A importância de Tomé

Não devemos nos assustar se encontramos dificuldades em nossa própria fé. Elas podem nos resgatar de uma fé superficial que se contenta em repetir fórmulas

01 de Maio de 2022 às 00:01
Cruzeiro do Sul [email protected]
Dom Júlio Endi Akamine.
Dom Júlio Endi Akamine. (Crédito: Manuel Garcia (11/7/2019))

 

Tomé estava ausente, quando Jesus apareceu ressuscitado aos discípulos. Logo que puderam, lhe comunicaram o que tinha acontecido. “Vimos o Senhor!” Os discípulos, porém, receberam a ducha fria da sua incredulidade. “Como acreditar nesse absurdo? Jesus cheio de vida? Devia ter sido uma outra pessoa”.

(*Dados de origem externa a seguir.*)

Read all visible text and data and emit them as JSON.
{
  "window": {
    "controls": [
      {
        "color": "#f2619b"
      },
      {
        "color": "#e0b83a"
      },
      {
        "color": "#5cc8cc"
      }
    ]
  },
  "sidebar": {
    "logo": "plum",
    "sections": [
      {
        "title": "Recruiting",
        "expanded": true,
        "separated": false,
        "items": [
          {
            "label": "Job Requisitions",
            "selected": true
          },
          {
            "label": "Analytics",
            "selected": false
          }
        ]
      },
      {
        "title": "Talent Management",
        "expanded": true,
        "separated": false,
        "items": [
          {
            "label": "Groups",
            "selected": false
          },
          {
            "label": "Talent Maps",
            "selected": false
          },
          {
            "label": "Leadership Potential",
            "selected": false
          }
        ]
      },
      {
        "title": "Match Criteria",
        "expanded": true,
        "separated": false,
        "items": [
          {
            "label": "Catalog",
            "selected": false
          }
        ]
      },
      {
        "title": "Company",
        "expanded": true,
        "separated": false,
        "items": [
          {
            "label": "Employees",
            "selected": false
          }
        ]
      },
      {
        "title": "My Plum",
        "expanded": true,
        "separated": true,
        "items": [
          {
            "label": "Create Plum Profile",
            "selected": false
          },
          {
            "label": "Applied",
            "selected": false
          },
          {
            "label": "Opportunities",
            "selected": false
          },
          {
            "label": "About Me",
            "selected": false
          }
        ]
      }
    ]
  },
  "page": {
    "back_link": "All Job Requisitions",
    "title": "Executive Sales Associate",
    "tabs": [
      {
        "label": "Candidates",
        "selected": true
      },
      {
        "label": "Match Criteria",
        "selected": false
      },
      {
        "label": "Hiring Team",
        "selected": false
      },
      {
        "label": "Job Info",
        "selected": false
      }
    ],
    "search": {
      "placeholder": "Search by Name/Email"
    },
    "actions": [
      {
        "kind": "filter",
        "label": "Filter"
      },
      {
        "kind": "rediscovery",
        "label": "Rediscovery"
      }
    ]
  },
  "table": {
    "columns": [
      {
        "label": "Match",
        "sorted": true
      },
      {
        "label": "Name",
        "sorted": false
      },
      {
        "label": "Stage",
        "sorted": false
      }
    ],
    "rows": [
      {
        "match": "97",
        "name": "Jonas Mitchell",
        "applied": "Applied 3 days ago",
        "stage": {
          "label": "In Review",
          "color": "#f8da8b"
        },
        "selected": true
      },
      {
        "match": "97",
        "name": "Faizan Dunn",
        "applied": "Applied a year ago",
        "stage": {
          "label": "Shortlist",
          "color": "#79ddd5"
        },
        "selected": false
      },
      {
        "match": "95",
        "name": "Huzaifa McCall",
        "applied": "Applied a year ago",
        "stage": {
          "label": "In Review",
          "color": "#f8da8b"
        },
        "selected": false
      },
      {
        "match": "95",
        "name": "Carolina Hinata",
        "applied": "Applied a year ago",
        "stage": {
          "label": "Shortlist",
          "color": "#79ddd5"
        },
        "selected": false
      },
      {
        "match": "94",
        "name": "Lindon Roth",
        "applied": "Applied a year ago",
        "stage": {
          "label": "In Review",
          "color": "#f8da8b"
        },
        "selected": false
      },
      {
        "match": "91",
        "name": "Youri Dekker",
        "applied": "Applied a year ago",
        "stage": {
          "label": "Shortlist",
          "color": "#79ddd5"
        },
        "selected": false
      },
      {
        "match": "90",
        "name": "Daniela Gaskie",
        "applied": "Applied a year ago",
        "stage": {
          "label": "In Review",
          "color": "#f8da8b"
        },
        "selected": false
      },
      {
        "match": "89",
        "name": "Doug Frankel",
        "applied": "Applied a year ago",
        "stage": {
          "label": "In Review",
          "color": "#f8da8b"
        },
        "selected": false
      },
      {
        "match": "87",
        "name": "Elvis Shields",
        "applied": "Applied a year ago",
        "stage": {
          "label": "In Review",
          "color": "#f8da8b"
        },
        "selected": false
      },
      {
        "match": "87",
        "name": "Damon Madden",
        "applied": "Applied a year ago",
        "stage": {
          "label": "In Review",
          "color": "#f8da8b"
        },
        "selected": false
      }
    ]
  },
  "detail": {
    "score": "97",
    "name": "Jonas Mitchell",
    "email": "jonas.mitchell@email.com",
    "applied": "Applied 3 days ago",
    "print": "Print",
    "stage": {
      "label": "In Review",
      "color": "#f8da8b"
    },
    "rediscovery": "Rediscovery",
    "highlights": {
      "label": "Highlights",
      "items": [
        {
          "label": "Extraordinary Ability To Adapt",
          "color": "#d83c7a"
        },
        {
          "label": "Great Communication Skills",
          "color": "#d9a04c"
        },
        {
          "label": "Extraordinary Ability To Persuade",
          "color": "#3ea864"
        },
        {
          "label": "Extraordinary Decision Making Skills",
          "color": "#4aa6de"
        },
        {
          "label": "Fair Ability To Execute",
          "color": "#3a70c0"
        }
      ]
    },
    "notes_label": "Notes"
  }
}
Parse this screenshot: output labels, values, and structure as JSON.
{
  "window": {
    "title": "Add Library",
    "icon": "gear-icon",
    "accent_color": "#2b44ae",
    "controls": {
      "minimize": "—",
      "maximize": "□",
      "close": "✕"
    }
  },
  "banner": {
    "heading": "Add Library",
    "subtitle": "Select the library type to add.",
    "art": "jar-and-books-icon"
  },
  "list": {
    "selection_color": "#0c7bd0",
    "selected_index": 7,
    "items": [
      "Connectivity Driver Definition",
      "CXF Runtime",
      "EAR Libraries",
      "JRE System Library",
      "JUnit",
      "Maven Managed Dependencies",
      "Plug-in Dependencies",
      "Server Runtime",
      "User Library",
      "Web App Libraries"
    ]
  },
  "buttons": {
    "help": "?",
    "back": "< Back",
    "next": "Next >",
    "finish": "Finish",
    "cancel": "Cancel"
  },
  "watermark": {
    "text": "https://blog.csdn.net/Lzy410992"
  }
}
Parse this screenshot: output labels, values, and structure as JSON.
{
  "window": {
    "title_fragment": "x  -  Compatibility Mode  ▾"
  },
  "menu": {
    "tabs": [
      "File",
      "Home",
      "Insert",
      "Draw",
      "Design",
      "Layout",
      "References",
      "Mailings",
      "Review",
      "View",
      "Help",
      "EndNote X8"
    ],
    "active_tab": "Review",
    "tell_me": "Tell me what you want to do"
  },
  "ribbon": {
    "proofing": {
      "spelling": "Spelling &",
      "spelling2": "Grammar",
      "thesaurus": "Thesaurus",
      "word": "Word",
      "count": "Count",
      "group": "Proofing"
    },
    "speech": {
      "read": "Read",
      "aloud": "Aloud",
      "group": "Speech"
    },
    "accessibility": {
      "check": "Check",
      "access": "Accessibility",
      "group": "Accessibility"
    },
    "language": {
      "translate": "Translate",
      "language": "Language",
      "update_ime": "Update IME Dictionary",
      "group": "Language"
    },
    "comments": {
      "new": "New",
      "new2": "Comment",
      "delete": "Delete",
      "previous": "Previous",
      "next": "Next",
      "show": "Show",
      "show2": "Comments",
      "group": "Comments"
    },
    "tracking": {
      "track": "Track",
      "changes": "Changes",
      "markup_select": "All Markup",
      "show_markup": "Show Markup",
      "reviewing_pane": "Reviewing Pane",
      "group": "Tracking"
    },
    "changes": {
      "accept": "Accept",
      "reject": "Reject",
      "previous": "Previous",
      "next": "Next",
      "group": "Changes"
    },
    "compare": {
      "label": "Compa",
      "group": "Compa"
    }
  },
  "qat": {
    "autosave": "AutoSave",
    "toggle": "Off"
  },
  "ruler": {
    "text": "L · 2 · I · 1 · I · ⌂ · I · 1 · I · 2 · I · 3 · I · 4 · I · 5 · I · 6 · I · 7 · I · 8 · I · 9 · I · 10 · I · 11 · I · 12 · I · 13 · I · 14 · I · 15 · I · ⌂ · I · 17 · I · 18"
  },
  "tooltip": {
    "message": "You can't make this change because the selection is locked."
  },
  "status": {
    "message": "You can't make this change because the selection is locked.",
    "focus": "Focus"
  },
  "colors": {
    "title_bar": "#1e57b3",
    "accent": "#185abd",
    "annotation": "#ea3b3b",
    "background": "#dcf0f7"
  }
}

Os discípulos retrucaram que era o próprio Jesus: tinham visto as marcas dos pregos e o seu lado aberto; não era um outro parecido; era o próprio Jesus! Diante desse testemunho, Tomé exige ver ele mesmo as marcas da crucifixão. Em relação à ressurreição de Jesus, Tomé só aceita acreditar na própria experiência.

Sentimos que, nesse aspecto, Tomé exprime também o nosso desejo: quem é que de nós não deseja ver e tocar pessoalmente? Sobretudo nos momentos difíceis da vida, quando nos sentimos desorientados e perdemos a evidência da presença de Deus em nossa vida, gostaríamos que o Senhor nos desse uma prova palpável de sua presença e de seu amor. Por isso, a incredulidade de Tomé é vantajosa para nós: tocando Jesus, ele cura a nossa fé relutante (São Gregório).

Tomé poderia ter exigido outras provas. Poderia ter pedido que recebesse um sinal extraordinário no céu ou testemunhasse algum milagre extraordinário operado por Jesus. Ele, porém, fez questão de pedir que tocasse nas chagas de Jesus crucificado. “Se eu não vir a marca dos pregos em suas mãos, se eu não puser o dedo nas marcas dos pregos e não puser a mão no seu lado, não acreditarei”. Fico pensando: se eu pudesse, o que pediria como prova?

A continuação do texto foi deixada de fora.